Fatma Aydemir übernimmt das Lob:
„Kein Wunder, denn auf 560 Seiten handelt Kushner scheinbar zusammenhanglos Themen wie Motorradrennen, Konzeptkunst, Industriegeschichte und Anarchismus in Form einer wunderschön fließenden Geschichte ab – in rasantem Tempo und glasklarer Sprache. Und mit einem ernüchterten Blick auf alles Verheißungsvolle: Geschwindigkeit, Sex, Revolution.“
Vertrauend auf die „Kraft des Unbewussten"schickt Kushner ihre Heldin von New York nach Utah, von Rom nach Mailand, bis nach Alexandria und in den brasilianischen Dschungel.

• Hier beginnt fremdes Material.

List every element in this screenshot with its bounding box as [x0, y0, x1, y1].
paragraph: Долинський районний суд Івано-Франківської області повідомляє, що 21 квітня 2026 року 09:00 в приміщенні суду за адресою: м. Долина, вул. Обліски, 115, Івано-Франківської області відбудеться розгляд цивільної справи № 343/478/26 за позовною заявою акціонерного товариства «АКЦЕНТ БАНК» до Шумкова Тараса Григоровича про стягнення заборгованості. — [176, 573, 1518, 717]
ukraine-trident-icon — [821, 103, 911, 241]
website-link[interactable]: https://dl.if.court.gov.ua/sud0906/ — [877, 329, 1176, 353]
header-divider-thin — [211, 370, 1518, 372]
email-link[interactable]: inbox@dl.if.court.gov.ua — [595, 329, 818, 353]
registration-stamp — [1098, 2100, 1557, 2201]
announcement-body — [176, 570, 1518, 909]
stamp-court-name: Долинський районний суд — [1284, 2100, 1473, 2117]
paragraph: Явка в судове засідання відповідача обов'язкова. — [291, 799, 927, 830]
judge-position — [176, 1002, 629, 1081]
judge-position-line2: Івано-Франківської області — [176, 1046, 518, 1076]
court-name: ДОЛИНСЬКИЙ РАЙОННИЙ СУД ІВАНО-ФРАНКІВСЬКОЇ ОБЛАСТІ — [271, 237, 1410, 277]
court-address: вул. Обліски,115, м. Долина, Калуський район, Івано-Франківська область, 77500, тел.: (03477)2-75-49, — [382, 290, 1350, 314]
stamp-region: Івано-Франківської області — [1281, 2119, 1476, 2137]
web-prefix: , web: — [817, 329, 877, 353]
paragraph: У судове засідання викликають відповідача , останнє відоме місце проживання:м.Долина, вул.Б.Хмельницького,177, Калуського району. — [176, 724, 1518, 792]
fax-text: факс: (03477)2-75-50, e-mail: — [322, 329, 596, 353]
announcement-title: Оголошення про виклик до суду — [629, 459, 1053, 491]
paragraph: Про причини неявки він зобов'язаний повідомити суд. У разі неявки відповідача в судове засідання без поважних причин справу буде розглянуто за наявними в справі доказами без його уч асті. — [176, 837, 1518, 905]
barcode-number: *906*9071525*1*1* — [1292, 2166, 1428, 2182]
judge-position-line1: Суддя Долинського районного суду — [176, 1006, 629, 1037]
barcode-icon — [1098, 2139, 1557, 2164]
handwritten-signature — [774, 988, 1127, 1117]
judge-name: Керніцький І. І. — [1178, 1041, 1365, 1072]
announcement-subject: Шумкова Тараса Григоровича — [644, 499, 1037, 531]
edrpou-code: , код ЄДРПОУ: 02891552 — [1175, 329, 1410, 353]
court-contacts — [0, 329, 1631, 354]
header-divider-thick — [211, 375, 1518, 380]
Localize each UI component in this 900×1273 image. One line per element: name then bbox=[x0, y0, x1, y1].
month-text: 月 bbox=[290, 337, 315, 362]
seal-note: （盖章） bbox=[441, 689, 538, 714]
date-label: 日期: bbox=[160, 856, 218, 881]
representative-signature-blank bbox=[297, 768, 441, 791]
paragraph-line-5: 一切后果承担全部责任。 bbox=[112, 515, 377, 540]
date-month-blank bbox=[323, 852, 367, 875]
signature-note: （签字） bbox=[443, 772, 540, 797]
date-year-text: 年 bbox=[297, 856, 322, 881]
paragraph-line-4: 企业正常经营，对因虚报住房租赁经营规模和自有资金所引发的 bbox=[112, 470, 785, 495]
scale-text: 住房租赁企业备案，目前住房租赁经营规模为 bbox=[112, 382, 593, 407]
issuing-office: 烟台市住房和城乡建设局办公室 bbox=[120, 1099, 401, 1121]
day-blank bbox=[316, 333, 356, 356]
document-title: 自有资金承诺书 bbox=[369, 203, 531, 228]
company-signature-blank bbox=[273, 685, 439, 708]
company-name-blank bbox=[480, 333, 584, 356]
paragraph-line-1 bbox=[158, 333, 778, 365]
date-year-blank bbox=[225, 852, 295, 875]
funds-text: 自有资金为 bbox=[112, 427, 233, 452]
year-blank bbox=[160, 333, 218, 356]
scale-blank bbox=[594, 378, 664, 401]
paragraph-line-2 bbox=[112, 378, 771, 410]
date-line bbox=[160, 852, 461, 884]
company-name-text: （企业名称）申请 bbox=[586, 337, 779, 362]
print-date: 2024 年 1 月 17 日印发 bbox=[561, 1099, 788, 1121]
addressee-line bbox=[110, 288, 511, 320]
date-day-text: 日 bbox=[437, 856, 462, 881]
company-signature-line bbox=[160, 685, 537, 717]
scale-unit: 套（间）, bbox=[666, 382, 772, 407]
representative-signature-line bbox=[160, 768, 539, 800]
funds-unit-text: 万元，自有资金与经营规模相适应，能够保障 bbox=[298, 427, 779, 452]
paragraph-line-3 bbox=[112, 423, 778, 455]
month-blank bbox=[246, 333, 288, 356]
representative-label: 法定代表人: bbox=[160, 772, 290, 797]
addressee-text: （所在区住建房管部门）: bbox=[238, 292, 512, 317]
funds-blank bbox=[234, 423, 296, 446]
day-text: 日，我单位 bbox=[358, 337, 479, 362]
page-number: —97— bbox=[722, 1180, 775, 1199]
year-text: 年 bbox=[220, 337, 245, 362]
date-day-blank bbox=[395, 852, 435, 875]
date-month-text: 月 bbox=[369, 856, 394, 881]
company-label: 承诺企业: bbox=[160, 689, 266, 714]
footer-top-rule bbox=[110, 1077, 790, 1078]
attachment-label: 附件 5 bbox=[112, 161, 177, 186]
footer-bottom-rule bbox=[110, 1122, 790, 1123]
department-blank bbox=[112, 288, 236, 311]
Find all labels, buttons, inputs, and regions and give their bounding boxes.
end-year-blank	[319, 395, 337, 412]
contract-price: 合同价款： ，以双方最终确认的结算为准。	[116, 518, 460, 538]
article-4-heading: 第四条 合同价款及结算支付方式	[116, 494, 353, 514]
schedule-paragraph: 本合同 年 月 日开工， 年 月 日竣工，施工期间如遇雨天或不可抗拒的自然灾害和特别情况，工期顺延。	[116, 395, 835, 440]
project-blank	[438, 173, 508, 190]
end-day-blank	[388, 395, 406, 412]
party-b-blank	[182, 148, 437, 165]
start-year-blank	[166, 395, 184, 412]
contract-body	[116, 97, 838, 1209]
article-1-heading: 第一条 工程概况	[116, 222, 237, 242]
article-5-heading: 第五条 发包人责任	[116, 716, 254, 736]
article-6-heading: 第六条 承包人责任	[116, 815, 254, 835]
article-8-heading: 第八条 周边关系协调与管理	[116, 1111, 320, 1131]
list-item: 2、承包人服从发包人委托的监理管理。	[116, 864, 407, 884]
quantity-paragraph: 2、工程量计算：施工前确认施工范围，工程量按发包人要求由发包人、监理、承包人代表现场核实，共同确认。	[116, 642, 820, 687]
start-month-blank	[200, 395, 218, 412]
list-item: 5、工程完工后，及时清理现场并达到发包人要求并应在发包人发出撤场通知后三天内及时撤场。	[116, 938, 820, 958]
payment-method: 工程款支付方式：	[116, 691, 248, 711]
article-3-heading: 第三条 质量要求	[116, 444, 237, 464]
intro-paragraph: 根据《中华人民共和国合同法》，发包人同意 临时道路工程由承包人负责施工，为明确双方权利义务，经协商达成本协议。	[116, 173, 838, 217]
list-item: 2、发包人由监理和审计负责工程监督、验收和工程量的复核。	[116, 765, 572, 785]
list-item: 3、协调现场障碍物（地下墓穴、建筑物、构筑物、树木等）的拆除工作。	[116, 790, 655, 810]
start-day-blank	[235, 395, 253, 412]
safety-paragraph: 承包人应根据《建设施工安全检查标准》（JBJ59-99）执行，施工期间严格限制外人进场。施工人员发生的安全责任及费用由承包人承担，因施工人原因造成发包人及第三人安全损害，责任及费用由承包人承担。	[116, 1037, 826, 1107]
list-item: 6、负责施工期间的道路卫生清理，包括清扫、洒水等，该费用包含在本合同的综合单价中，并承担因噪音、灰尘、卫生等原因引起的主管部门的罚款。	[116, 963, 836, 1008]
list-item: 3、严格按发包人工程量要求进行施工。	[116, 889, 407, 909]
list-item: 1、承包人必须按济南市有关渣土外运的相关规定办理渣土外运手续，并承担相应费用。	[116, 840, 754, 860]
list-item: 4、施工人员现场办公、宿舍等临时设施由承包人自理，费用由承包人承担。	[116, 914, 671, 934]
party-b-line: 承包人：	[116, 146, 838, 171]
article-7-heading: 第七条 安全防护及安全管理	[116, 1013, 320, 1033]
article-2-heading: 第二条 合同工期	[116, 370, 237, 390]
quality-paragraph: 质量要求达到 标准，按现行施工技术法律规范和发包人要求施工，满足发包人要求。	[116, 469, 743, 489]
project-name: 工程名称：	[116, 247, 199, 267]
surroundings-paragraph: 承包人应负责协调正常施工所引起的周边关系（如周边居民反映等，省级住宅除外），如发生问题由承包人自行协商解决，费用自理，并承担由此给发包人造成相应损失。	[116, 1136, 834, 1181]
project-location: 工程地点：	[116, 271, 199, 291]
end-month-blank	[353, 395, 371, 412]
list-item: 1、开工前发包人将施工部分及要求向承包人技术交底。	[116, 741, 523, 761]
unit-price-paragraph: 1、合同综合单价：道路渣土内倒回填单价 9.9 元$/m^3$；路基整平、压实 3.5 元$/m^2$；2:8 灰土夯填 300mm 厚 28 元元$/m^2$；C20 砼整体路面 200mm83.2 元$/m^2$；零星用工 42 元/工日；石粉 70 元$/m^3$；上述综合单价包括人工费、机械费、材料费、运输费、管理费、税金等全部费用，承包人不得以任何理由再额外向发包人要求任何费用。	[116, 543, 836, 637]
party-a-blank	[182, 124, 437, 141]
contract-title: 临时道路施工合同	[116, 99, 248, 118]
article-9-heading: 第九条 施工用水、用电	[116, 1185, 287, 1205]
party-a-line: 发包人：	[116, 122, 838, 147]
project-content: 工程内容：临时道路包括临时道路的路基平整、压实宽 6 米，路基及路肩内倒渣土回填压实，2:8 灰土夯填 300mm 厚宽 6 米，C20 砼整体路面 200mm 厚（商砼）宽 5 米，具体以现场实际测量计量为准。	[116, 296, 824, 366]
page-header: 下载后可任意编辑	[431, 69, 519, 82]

„Die Geschichte ist komplett fiktional, aber sie enthält alles, was ich über das Leben denke,“
verrät Kushner im Gespräch mit der TAZ.
Hoffen auf eine neue Protestkultur
Auch dem TAGESSPIEGEL können wir einen Literaturtipp entnehmen. Die 1982 in Philadelphia geborene Soziologin Alice Goffman hat ein Buch vorgelegt, das ihre Aussage stützt:
„Wir haben ein Polizeiregime in den USA.“
„On the Run“ handelt „von der Kriminalisierung der Armen in Amerika“ und ist gerade im Verlag Antje Kunstmann erschienen. In den USA hat es hymnische Rezensionen erhalten, schreibt der Tagesspiegel, denn es handelt nicht nur „von Gewalt gegen Schwarze“, sondern vor allem von Goffmans „Hoffnung auf eine neue Protestkultur“.